If you want to own a construction company, an existing business may look like the ideal choice. Taking over a readymade business with customers, employees, contracts, and a reputation can mean a quicker road to profits.
It can be a boon to take over a construction company without having to do the “dirty work” of getting things off the ground. Don’t forget you’re also inheriting someone else’s “headaches.” It’s important to weigh the pros and cons of buying an existing construction business.
Pros of Buying an Existing Business
“Buying a construction business with a proven track record can enhance your chances for success,” says attorney William Eigner, a partner at the West Coast-based business and litigation law firm Procopio, Cory, Hargreaves & Savitch LLP practicing Construction and Infrastructure Law.
Here are the top benefits of buying an existing business.
- Quick profits. “Starting out with the assets of a company, including employees and a project pipeline, equipment leases, vehicles, and insurance policies, means you can realize revenue much sooner than someone beginning a business from scratch,” says Eigner.
- Ready cash-flow. Setting up a startup generally involves a period of one to three years when the owner is paid very little, if anything. With an existing business, you can generally draw a reasonable salary from the get-go.
- Built-in brand. Any marketing and brand building the prior owner has done is yours to capitalize on. Having an established name in your market goes a long way toward ensuring your business stays competitive and successful. An established reputation—if it’s a good one—makes it easier to get new contracts.
- Cultivated business relationships. Existing construction businesses feature customer and vendor lists that took the prior owner years to build. This feature alone might make buying an existing business preferable to starting from scratch.
- Seasoned employees. The workforce that often comes with a business sale means you’re ready to serve customers immediately. It may be that some of the employees hold specialty licenses that you don’t have; an additional bonus, notes Eigner.
Cons of Buying an Existing Business
Of course, buying a business also has its drawbacks. Consider the following cons.
- You still require a general contractor’s license. When a sole owner sells a contracting business to you, the license is not transferrable and can’t be included in the sale. You must have or obtain your own license before legally offering services.
- Vast experience required. For continued success of the business, it’s imperative that you have the required know-how. This isn’t the time to learn the ropes. If you’re still green, it’s best to first gain experience by working for other construction companies in various capacities.

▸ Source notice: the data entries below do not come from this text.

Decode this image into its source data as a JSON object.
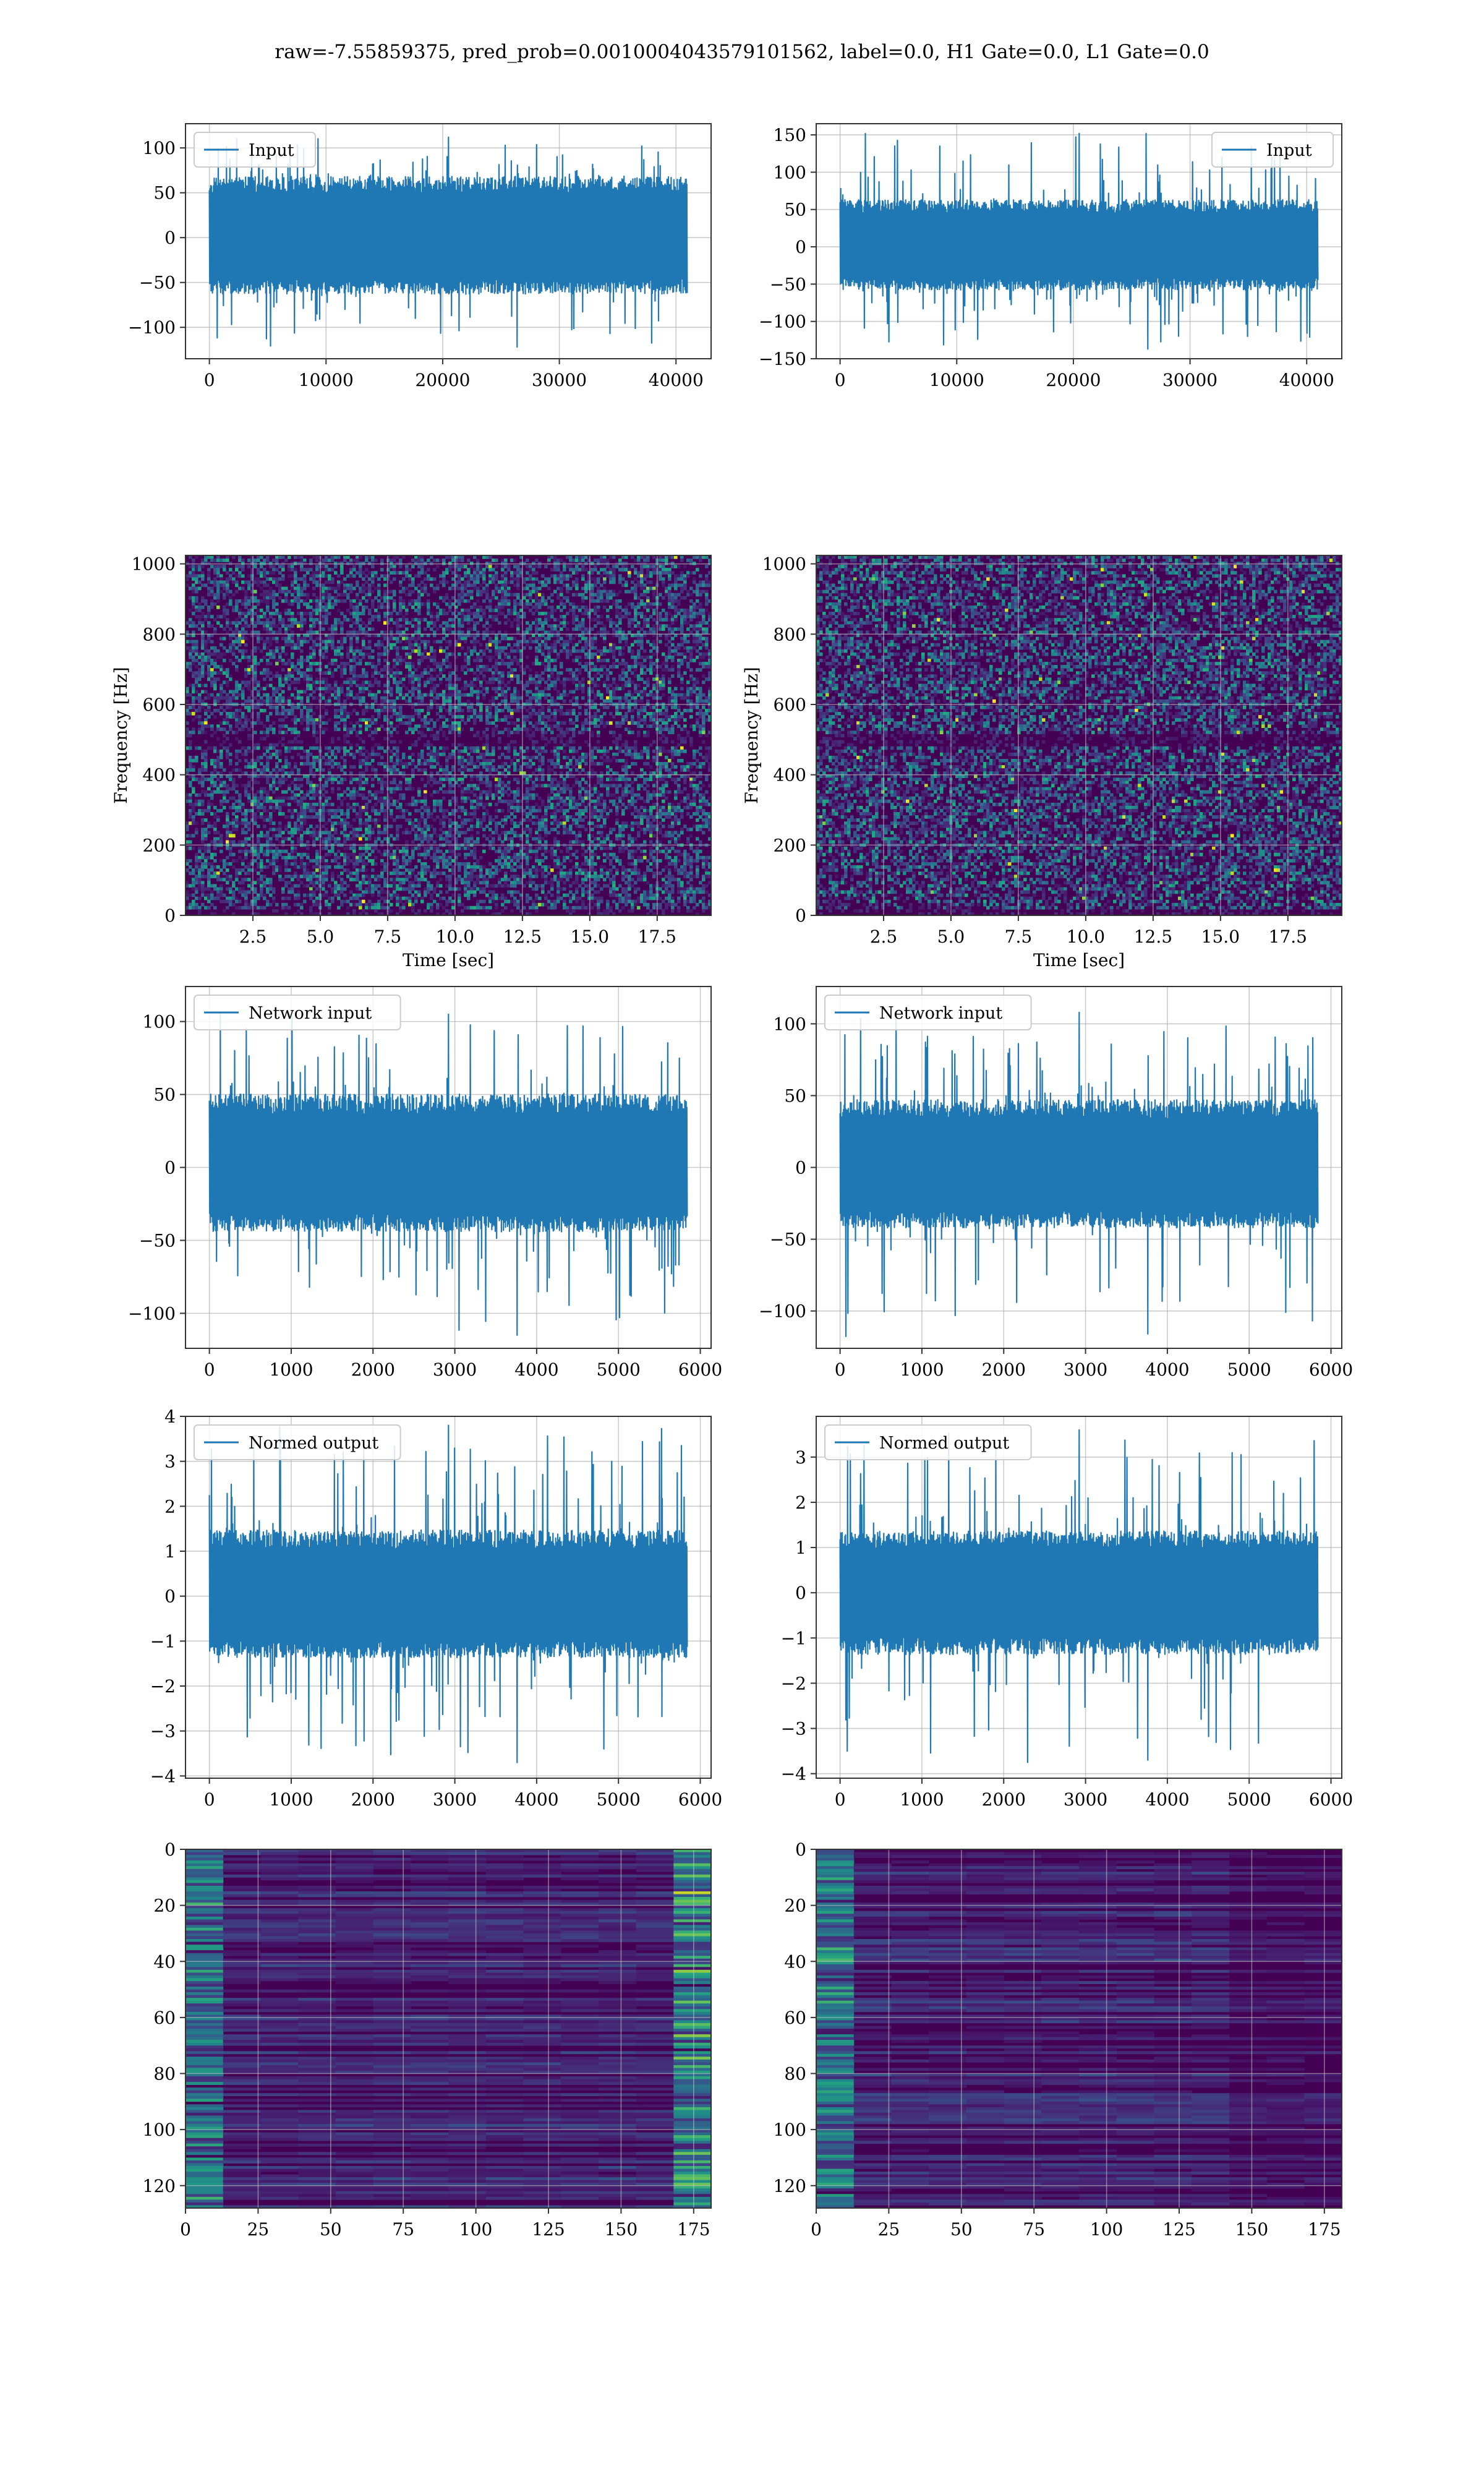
{
  "figure_title": "raw=-7.55859375, pred_prob=0.0010004043579101562, label=0.0, H1 Gate=0.0, L1 Gate=0.0",
  "colors": {
    "line": "#1f77b4",
    "grid": "#b0b0b0",
    "viridis_dark": "#440154"
  },
  "chart_data": [
    {
      "id": "input-h1",
      "type": "line",
      "title": "",
      "xlabel": "",
      "ylabel": "",
      "legend": "top-left",
      "series": [
        {
          "name": "Input",
          "x_range": [
            0,
            40960
          ],
          "band_low": -60,
          "band_high": 65,
          "peak_max": 112,
          "peak_min": -122
        }
      ],
      "xlim": [
        -2048,
        43008
      ],
      "ylim": [
        -135,
        127
      ],
      "xticks": [
        0,
        10000,
        20000,
        30000,
        40000
      ],
      "yticks": [
        -100,
        -50,
        0,
        50,
        100
      ],
      "xtick_labels": [
        "0",
        "10000",
        "20000",
        "30000",
        "40000"
      ],
      "ytick_labels": [
        "−100",
        "−50",
        "0",
        "50",
        "100"
      ],
      "grid": true
    },
    {
      "id": "input-l1",
      "type": "line",
      "title": "",
      "xlabel": "",
      "ylabel": "",
      "legend": "top-right",
      "series": [
        {
          "name": "Input",
          "x_range": [
            0,
            40960
          ],
          "band_low": -55,
          "band_high": 60,
          "peak_max": 152,
          "peak_min": -137
        }
      ],
      "xlim": [
        -2048,
        43008
      ],
      "ylim": [
        -150,
        165
      ],
      "xticks": [
        0,
        10000,
        20000,
        30000,
        40000
      ],
      "yticks": [
        -150,
        -100,
        -50,
        0,
        50,
        100,
        150
      ],
      "xtick_labels": [
        "0",
        "10000",
        "20000",
        "30000",
        "40000"
      ],
      "ytick_labels": [
        "−150",
        "−100",
        "−50",
        "0",
        "50",
        "100",
        "150"
      ],
      "grid": true
    },
    {
      "id": "spectrogram-h1",
      "type": "heatmap",
      "title": "",
      "xlabel": "Time [sec]",
      "ylabel": "Frequency [Hz]",
      "xlim": [
        0,
        19.5
      ],
      "ylim": [
        0,
        1024
      ],
      "xticks": [
        2.5,
        5.0,
        7.5,
        10.0,
        12.5,
        15.0,
        17.5
      ],
      "yticks": [
        0,
        200,
        400,
        600,
        800,
        1000
      ],
      "xtick_labels": [
        "2.5",
        "5.0",
        "7.5",
        "10.0",
        "12.5",
        "15.0",
        "17.5"
      ],
      "ytick_labels": [
        "0",
        "200",
        "400",
        "600",
        "800",
        "1000"
      ],
      "colormap": "viridis",
      "grid": true
    },
    {
      "id": "spectrogram-l1",
      "type": "heatmap",
      "title": "",
      "xlabel": "Time [sec]",
      "ylabel": "Frequency [Hz]",
      "xlim": [
        0,
        19.5
      ],
      "ylim": [
        0,
        1024
      ],
      "xticks": [
        2.5,
        5.0,
        7.5,
        10.0,
        12.5,
        15.0,
        17.5
      ],
      "yticks": [
        0,
        200,
        400,
        600,
        800,
        1000
      ],
      "xtick_labels": [
        "2.5",
        "5.0",
        "7.5",
        "10.0",
        "12.5",
        "15.0",
        "17.5"
      ],
      "ytick_labels": [
        "0",
        "200",
        "400",
        "600",
        "800",
        "1000"
      ],
      "colormap": "viridis",
      "grid": true
    },
    {
      "id": "network-input-h1",
      "type": "line",
      "title": "",
      "xlabel": "",
      "ylabel": "",
      "legend": "top-left",
      "series": [
        {
          "name": "Network input",
          "x_range": [
            0,
            5840
          ],
          "band_low": -42,
          "band_high": 48,
          "peak_max": 105,
          "peak_min": -115
        }
      ],
      "xlim": [
        -292,
        6132
      ],
      "ylim": [
        -124,
        124
      ],
      "xticks": [
        0,
        1000,
        2000,
        3000,
        4000,
        5000,
        6000
      ],
      "yticks": [
        -100,
        -50,
        0,
        50,
        100
      ],
      "xtick_labels": [
        "0",
        "1000",
        "2000",
        "3000",
        "4000",
        "5000",
        "6000"
      ],
      "ytick_labels": [
        "−100",
        "−50",
        "0",
        "50",
        "100"
      ],
      "grid": true
    },
    {
      "id": "network-input-l1",
      "type": "line",
      "title": "",
      "xlabel": "",
      "ylabel": "",
      "legend": "top-left",
      "series": [
        {
          "name": "Network input",
          "x_range": [
            0,
            5840
          ],
          "band_low": -40,
          "band_high": 45,
          "peak_max": 108,
          "peak_min": -116
        }
      ],
      "xlim": [
        -292,
        6132
      ],
      "ylim": [
        -126,
        126
      ],
      "xticks": [
        0,
        1000,
        2000,
        3000,
        4000,
        5000,
        6000
      ],
      "yticks": [
        -100,
        -50,
        0,
        50,
        100
      ],
      "xtick_labels": [
        "0",
        "1000",
        "2000",
        "3000",
        "4000",
        "5000",
        "6000"
      ],
      "ytick_labels": [
        "−100",
        "−50",
        "0",
        "50",
        "100"
      ],
      "grid": true
    },
    {
      "id": "normed-output-h1",
      "type": "line",
      "title": "",
      "xlabel": "",
      "ylabel": "",
      "legend": "top-left",
      "series": [
        {
          "name": "Normed output",
          "x_range": [
            0,
            5840
          ],
          "band_low": -1.3,
          "band_high": 1.4,
          "peak_max": 3.8,
          "peak_min": -3.7
        }
      ],
      "xlim": [
        -292,
        6132
      ],
      "ylim": [
        -4.05,
        4.0
      ],
      "xticks": [
        0,
        1000,
        2000,
        3000,
        4000,
        5000,
        6000
      ],
      "yticks": [
        -4,
        -3,
        -2,
        -1,
        0,
        1,
        2,
        3,
        4
      ],
      "xtick_labels": [
        "0",
        "1000",
        "2000",
        "3000",
        "4000",
        "5000",
        "6000"
      ],
      "ytick_labels": [
        "−4",
        "−3",
        "−2",
        "−1",
        "0",
        "1",
        "2",
        "3",
        "4"
      ],
      "grid": true
    },
    {
      "id": "normed-output-l1",
      "type": "line",
      "title": "",
      "xlabel": "",
      "ylabel": "",
      "legend": "top-left",
      "series": [
        {
          "name": "Normed output",
          "x_range": [
            0,
            5840
          ],
          "band_low": -1.3,
          "band_high": 1.3,
          "peak_max": 3.6,
          "peak_min": -3.7
        }
      ],
      "xlim": [
        -292,
        6132
      ],
      "ylim": [
        -4.1,
        3.9
      ],
      "xticks": [
        0,
        1000,
        2000,
        3000,
        4000,
        5000,
        6000
      ],
      "yticks": [
        -4,
        -3,
        -2,
        -1,
        0,
        1,
        2,
        3
      ],
      "xtick_labels": [
        "0",
        "1000",
        "2000",
        "3000",
        "4000",
        "5000",
        "6000"
      ],
      "ytick_labels": [
        "−4",
        "−3",
        "−2",
        "−1",
        "0",
        "1",
        "2",
        "3"
      ],
      "grid": true
    },
    {
      "id": "feature-map-h1",
      "type": "heatmap",
      "title": "",
      "xlabel": "",
      "ylabel": "",
      "xlim": [
        0,
        181
      ],
      "ylim": [
        128,
        0
      ],
      "xticks": [
        0,
        25,
        50,
        75,
        100,
        125,
        150,
        175
      ],
      "yticks": [
        0,
        20,
        40,
        60,
        80,
        100,
        120
      ],
      "xtick_labels": [
        "0",
        "25",
        "50",
        "75",
        "100",
        "125",
        "150",
        "175"
      ],
      "ytick_labels": [
        "0",
        "20",
        "40",
        "60",
        "80",
        "100",
        "120"
      ],
      "colormap": "viridis",
      "grid": true
    },
    {
      "id": "feature-map-l1",
      "type": "heatmap",
      "title": "",
      "xlabel": "",
      "ylabel": "",
      "xlim": [
        0,
        181
      ],
      "ylim": [
        128,
        0
      ],
      "xticks": [
        0,
        25,
        50,
        75,
        100,
        125,
        150,
        175
      ],
      "yticks": [
        0,
        20,
        40,
        60,
        80,
        100,
        120
      ],
      "xtick_labels": [
        "0",
        "25",
        "50",
        "75",
        "100",
        "125",
        "150",
        "175"
      ],
      "ytick_labels": [
        "0",
        "20",
        "40",
        "60",
        "80",
        "100",
        "120"
      ],
      "colormap": "viridis",
      "grid": true
    }
  ]
}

- It can be costly. In order to purchase a successful business, you must provide a substantial amount of cash or get funding. Starting your own business generally involves fewer out-of-pocket expenses.
- Potential dissension in the ranks. People tend to bristle at change, even if it’s for the better. You need to be prepared for this. At first, existing employees may not react well to having someone new at the helm, especially if you change procedures and expectations too quickly. This could cause existing employees to jump ship. On the other hand, existing policies may not jibe with your new ideas.
- You’re exposed to liability. The former owner was bound to have collected liabilities while running the business. According to Eigner, these may include “latent construction defects and environmental problems for which you’re now responsible, contract claims, employee issues (even claims for past sexual harassment), retirement plan issues, and tax problems.”
If you decide to buy an existing construction business, Eigner suggests purchasing the company’s assets rather than the equity or stock in the business, which may relieve you of some liabilities.
“It’s also a good idea to have a large part of the purchase price characterized as an earn-out to ensure that the seller has not misrepresented,” says Eigner. “Naturally, sellers want to minimize escrows and earn-outs, while buyers want to protect themselves from undisclosed liabilities. In that case, also consider representations and warranties insurance.”